Foundation Professor of Health Economics at Monash University, Professor Jeff Richardson was scathing about the funding policy, when asked whether this was a valid method of funding health services.

“It is reasonable to seek efficiencies in health services, but this sort of funding practice is really an admission that they don’t know how to achieve efficiencies in any rational way, so they simply cut the budget,” Professor Richardson said. “We have had bureaucrats adopting extremely simplistic and I think quite damaging policies. I think they see their job as cutting taxes, and that, from a social point of view, is a pretty mindless policy, and a dangerous policy, if they don’t have evidence that it won’t undermine quality of services.”

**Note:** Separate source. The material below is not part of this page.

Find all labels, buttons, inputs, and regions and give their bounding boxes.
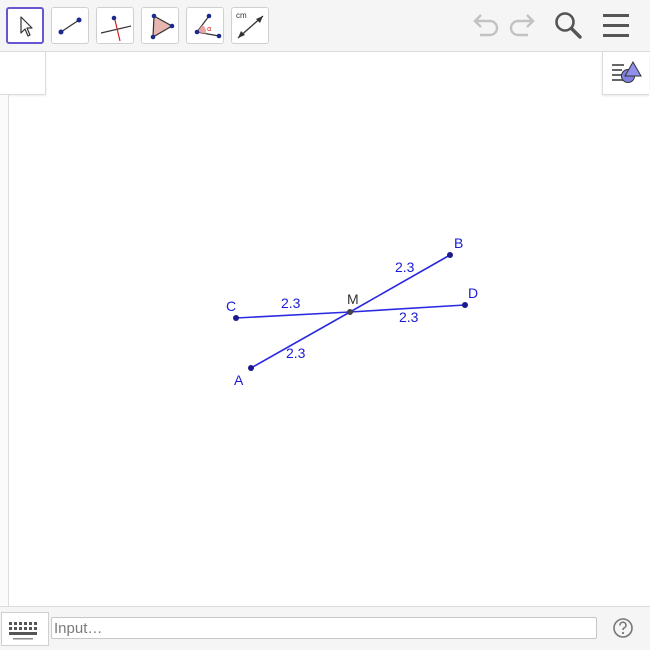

When asked about the policy of deducting the previous years inevitable deficit from the following years equally inadequate budget, Professor Richardson was blunt. “Well that’s crazy. They may be given an incentive to save a few pennies here and there, but that is not offset against the damage. The trouble is they are aware of all the pennies they save, but they are not aware of the consequences, because they are not collecting data on the resulting damage. It’s just bad policy.”

“This sort of budgeting practice is foolish, and I don’t think anyone in their right mind would do it with full information. People I think are probably responding to immediate Ministerial pressures, probably from the Treasury, setting a target for the year of X, and we don’t care how you achieve that target, so people are responding to very narrowly based incentives, and long term, its damaging.”

“Queuing can go up, length of stay can go down, the quality of services can go down,” said Professor Richardson, citing some of the indicators of the damage to which he was referring.

The Minister for Health was approached for comment, but did not respond.

The Department of the Premier and Cabinet did not respond to our questions, but offered only general comments about the budget policy for the Health Department overall.